Statt mit Gewichten, hältst du dich heute mit Yoga, Tanzen und Wandern in Form. Wie trainierst du genau?
Ich habe keinen exakten Trainingsplan – und genau das ist das Erfolgsrezept. Ich trainiere das, was mir Spass macht. Ich tanze Hip Hop, Urban, Jazz Funk. Diesen Stil tanzte ich als Kind, habe aber mit 15 Jahren aufgehört, was ich rückblickend etwas bereue. Tanzen hat mich schon immer total erfüllt.

Wie motivierst du dich, jetzt zur kalten, nassen Jahreszeit für Sport draussen?
Wenn ich keine Lust habe, gehe ich nicht. Ich zwinge mich zu nichts. Regnet es in Strömen, finde ich bessere Dinge zu tun, etwa ein warmes Bad. Es werden noch andere Tage kommen, die für Outdoor-Sport besser geeignet sind, den nächsten nehme ich.

Viele setzen sich mit Sport unter Druck und verfolgen ihre Ziele vielleicht auch mit falschem Ehrgeiz. Was rätst du ihnen?

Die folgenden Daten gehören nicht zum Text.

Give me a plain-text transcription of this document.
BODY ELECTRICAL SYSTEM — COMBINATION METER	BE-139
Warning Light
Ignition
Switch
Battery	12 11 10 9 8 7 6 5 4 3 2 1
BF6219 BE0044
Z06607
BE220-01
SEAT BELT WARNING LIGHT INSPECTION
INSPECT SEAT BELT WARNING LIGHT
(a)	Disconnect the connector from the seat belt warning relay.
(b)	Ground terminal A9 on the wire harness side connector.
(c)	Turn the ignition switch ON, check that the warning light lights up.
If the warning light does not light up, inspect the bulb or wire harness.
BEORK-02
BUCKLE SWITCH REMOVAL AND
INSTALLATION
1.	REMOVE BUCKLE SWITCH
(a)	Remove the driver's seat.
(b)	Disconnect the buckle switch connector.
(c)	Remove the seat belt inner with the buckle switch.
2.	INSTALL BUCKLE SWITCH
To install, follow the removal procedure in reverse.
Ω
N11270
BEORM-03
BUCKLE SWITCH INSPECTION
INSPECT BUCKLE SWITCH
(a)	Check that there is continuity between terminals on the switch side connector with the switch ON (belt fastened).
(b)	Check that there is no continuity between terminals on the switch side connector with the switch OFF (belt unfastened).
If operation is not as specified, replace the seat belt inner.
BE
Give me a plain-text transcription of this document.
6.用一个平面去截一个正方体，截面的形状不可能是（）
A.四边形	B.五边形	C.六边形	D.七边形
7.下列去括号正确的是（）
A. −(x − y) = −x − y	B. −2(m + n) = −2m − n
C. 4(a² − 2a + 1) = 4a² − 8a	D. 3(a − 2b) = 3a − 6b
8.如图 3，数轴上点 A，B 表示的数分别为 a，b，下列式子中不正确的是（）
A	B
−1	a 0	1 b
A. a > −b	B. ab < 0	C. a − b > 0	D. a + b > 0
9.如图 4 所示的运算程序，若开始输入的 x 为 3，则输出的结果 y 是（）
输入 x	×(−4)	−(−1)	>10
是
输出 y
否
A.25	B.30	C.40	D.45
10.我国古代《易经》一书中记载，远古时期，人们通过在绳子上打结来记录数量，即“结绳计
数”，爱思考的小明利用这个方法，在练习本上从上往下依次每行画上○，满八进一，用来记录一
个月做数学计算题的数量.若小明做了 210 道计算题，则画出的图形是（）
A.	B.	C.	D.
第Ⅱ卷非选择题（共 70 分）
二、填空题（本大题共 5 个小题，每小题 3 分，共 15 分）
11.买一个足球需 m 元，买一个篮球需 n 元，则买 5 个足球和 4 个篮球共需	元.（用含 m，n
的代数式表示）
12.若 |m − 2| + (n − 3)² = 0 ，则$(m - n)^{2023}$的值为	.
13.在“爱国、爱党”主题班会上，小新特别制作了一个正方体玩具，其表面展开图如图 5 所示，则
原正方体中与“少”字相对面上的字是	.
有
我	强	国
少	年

Ich finde, man sollte Sport nicht als müssen betrachten. Mein Tipp: Finde eine Sportart, die dir Spass macht, nicht das, was grad im Trend ist und die meisten Kalorien verbrennt. Hole dein Kinderdenken zurück. Wer Freude hat, geht auch gerne ins Training – und braucht den inneren Schweinehund nicht zu überreden. Und denke daran, wie gut du dich danach fühlst. Auch wenn du keine Bestleistungen bringst, darum geht es nicht. Du hast dich aufgerafft, bist aufgestanden und hingegangen. Das alleine ist schon ein Erfolgsgefühl.